Division de la Presse et de l'Information

COMMUNIQUE DE PRESSE nº 25/000

RAPPORT ANNUEL 1999 DE LA COUR DE JUSTICE DES COMMUNAUTÉS EUROPÉENNES


La Cour a été confrontée en 1999 à un contentieux toujours croissant : elle a clos 395 affaires, prononcé 235 arrêts et 143 ordonnances. Le nombre des nouvelles affaires a également encore augmenté (543 en 1999 pour 485 en 1998).

356 affaires ont été introduites en 1999 devant le Tribunal de première instance, qui en a résolu 634 au cours de la même année. Le nombre des demandes en référé continue d'augmenter (38 demandes en 1999 pour 26 en 1998).

L'année judiciaire s'est déroulée dans un contexte de réflexions et de réformes. Le Président de la Cour de justice a en effet eu l'occasion de présenter le 21 mai 1999 au Conseil des Ministres de la Justice, un document de réflexion portant sur l'avenir du système juridictionnel communautaire. Le Tribunal qui, pour sa part, a fêté le dixième anniversaire de sa création, a rendu sa première décision dans le domaine du droit des marques et a statué, pour la première fois après la modification de son règlement de procédure, en formation de juge unique.

C'est dans ce contexte qu'il y a lieu de décrire brièvement l'année jurisprudentielle de la Cour et du Tribunal.

JURISPRUDENCE DE LA COUR

Depuis l'origine, les Communautés européennes ont vu leurs domaines de compétence s'étendre au fil de modifications successives des traités fondateurs, incorporant des aspects aussi différents que la politique monétaire, la culture, l'emploi ou encore la protection des consommateurs. Rien d'étonnant, dans ces circonstances, à ce que cette évolution se reflète dans la nature des affaires soumises à la Cour de justice, ainsi qu'en témoigne le rapport annuel de l'institution pour l'année 1999.

Sans qu'il soit possible de rendre compte de façon exhaustive de la multitude des questions qui ont été abordées dans les arrêts et ordonnances de la Cour, on retiendra néanmoins quelques lignes de force qui ont marqué l'année écoulée.

Plusieurs arrêts ont été rendus dans le cadre du contentieux de la base juridique des actes des institutions communautaires.
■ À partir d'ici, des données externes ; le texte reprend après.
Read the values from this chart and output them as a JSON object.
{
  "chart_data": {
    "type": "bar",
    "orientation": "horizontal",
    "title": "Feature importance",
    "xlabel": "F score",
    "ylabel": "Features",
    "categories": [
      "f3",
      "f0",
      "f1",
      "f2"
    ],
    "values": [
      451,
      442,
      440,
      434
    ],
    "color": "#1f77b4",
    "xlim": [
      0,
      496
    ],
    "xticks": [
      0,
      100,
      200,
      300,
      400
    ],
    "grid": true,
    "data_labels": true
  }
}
Sous des dehors relativement techniques, ce contentieux est en fait essentiel car il garantit l'équilibre des forces prévu par les traités entre les différentes institutions. La Cour a veillé en particulier à ce que le Parlement européen et le Conseil ne dépassent pas leurs compétences respectives lorsqu'ils légifèrent dans des domaines comme la promotion de la diversité linguistique, la protection des forêts ou encore la conclusion d'accords internationaux.

La construction d'un marché unifié à l'intérieur de l'Union a également été au coeur de nombreuses affaires, qu'il s'agisse de veiller à ce que les marchandises puissent circuler librement d'un État à l'autre, à ce que les travailleurs et leurs familles puissent s'installer dans un autre État sans souffrir d'inconvénient ou encore à ce que les entreprises soient en mesure d'offrir leurs produits ou leurs services sur les différents marchés nationaux.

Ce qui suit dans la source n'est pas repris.